The sound design and foley team are let loose to inflict a grisly sound layer on the listener, utilising techniques that ape the lo-fi B-movie visuals perfectly. Alongside the gurgles, groans and grue, the Grindhouse aesthetic is played out well as projector burnouts, film scratches and speaker pops exude the authentic retro cinema experience you would expect to have in an American fleapit cinema of the 70s and early 80s.

Our favourite gross-out sound moment: Quentin Tarantino’s terrifying “transformation sequence”

ZombieLand (2009) Dir. Ruben Fleischer

Watch the trailer here: https://www.youtube.com/watch?v=8m9EVP8X7N8&t=3s&ab_channel=SonyPicturesEntertainment

The brilliantly inventive Zombieland begins with one of the greatest opening scenes in horror movie history. The score introduces itself by unleashing Jimi Hendrix’s twisted version of the Star Spangled Banner, whilst Jesse Eisenberg lays the post-apocalyptic survival rules through his trademarked deadpan vocal delivery.

We’re treated to super slow motion, postcard slices of zombie carnage, all backed by Metallica’s For Whom the Bell Tolls (all of this within the first four and a half minutes of the film!). To emphasise the fun factor, the audio continues to match the playful swagger of our main protagonists as they dispatch an almost insurmountable horde of zombies in a Looney Toons-esque manner (i.e. fun set pieces including a masterfully delivered cacophonic piano drop onto an unsuspecting zombie gudgeon).

At the other end of the scale, horror sound elements land effectively, and well-delivered jump-scares are brilliantly realised and effectively scary when they need to be.

Favourite jump scare moment: The appearance of a particularly troubling clown underneath a toilet door. “Why did it have to be a clown?”

Shaun of the Dead (2004) Dir.
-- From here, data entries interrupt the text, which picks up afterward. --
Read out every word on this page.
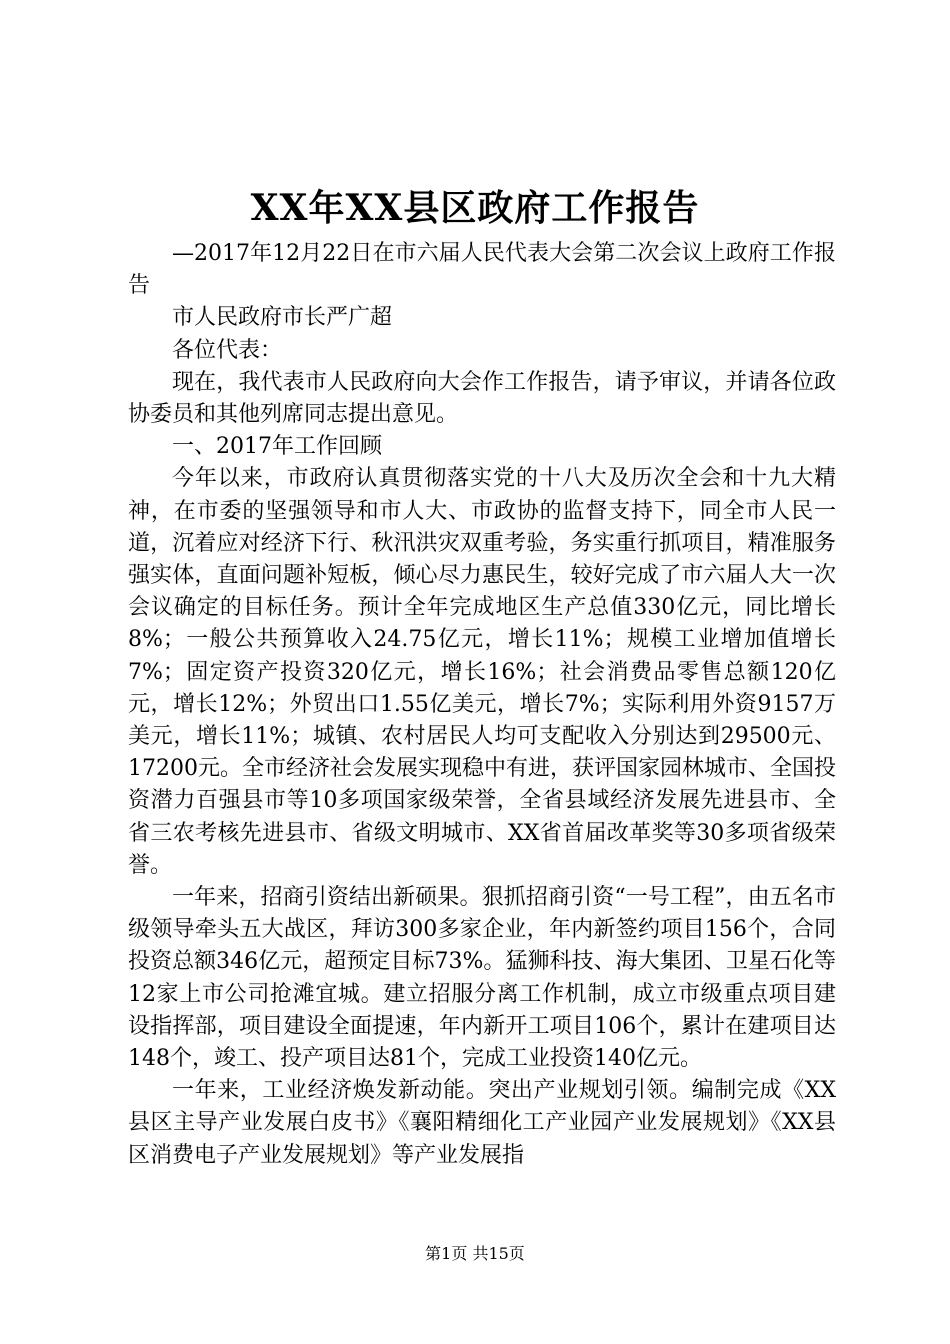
XX年XX县区政府工作报告

—2017年12月22日在市六届人民代表大会第二次会议上政府工作报告

市人民政府市长严广超

各位代表：

现在，我代表市人民政府向大会作工作报告，请予审议，并请各位政协委员和其他列席同志提出意见。

一、2017年工作回顾

今年以来，市政府认真贯彻落实党的十八大及历次全会和十九大精神，在市委的坚强领导和市人大、市政协的监督支持下，同全市人民一道，沉着应对经济下行、秋汛洪灾双重考验，务实重行抓项目，精准服务强实体，直面问题补短板，倾心尽力惠民生，较好完成了市六届人大一次会议确定的目标任务。预计全年完成地区生产总值330亿元，同比增长8%；一般公共预算收入24.75亿元，增长11%；规模工业增加值增长7%；固定资产投资320亿元，增长16%；社会消费品零售总额120亿元，增长12%；外贸出口1.55亿美元，增长7%；实际利用外资9157万美元，增长11%；城镇、农村居民人均可支配收入分别达到29500元、17200元。全市经济社会发展实现稳中有进，获评国家园林城市、全国投资潜力百强县市等10多项国家级荣誉，全省县域经济发展先进县市、全省三农考核先进县市、省级文明城市、XX省首届改革奖等30多项省级荣誉。

一年来，招商引资结出新硕果。狠抓招商引资“一号工程”，由五名市级领导牵头五大战区，拜访300多家企业，年内新签约项目156个，合同投资总额346亿元，超预定目标73%。猛狮科技、海大集团、卫星石化等12家上市公司抢滩宜城。建立招服分离工作机制，成立市级重点项目建设指挥部，项目建设全面提速，年内新开工项目106个，累计在建项目达148个，竣工、投产项目达81个，完成工业投资140亿元。

一年来，工业经济焕发新动能。突出产业规划引领。编制完成《XX县区主导产业发展白皮书》《襄阳精细化工产业园产业发展规划》《XX县区消费电子产业发展规划》等产业发展指

第1页 共15页
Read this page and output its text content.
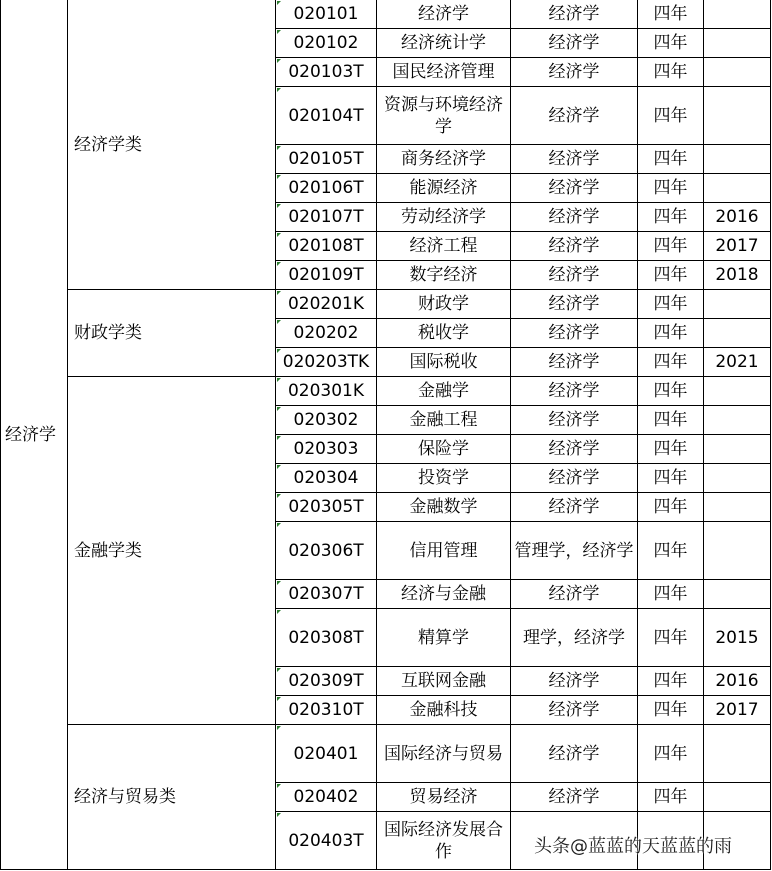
经济学	经济学类	020101	经济学	经济学	四年	
		020102	经济统计学	经济学	四年	
		020103T	国民经济管理	经济学	四年	
		020104T	资源与环境经济学	经济学	四年	
		020105T	商务经济学	经济学	四年	
		020106T	能源经济	经济学	四年	
		020107T	劳动经济学	经济学	四年	2016
		020108T	经济工程	经济学	四年	2017
		020109T	数字经济	经济学	四年	2018
	财政学类	020201K	财政学	经济学	四年	
		020202	税收学	经济学	四年	
		020203TK	国际税收	经济学	四年	2021
	金融学类	020301K	金融学	经济学	四年	
		020302	金融工程	经济学	四年	
		020303	保险学	经济学	四年	
		020304	投资学	经济学	四年	
		020305T	金融数学	经济学	四年	
		020306T	信用管理	管理学，经济学	四年	
		020307T	经济与金融	经济学	四年	
		020308T	精算学	理学，经济学	四年	2015
		020309T	互联网金融	经济学	四年	2016
		020310T	金融科技	经济学	四年	2017
	经济与贸易类	020401	国际经济与贸易	经济学	四年	
		020402	贸易经济	经济学	四年	
		020403T	国际经济发展合作				头条@蓝蓝的天蓝蓝的雨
Edgar Wright

Watch the trailer for Shaun of the Dead here: https://www.youtube.com/results?search_query=shaun+of+the+dead+trailer

Before Baby Driver was a twinkle in Edgar Wright’s eye, Shaun of the Dead impaled itself onto the zombie movie hall of fame by portraying a very British apocalypse. Featuring all the hallmarks of a Wright production, superb music choices are always there to directly support the comedy, (i.e. Chicago’s If you leave me now playing “on random” and a cast of hoodie thugs bobbing along to Blue Wrath by I Monster)

Wright is a master of using sound cues to elevate comedy. His trademark jump cut editing style, is deployed to maximum effect making the most mundane motions seem epic. Never has teeth brushing sounded so huge!

Zombie vocalisations are mostly played for laughs with little in the way of ever trying to be truly scary, but what would you expect from a film that classifies itself as a “Zom-Rom-Com”?

The film crescendos into its final act with a synchronised music-to-action bar fight, using Queen’s Don’t stop me now.

All of these elements result in a brilliant sounding movie which raised the bar amongst the horde of contemporaries at the time.

Favourite comedy-gore moment: Ed winding his camera up after “Bloody Mary” impales herself on a swingball set.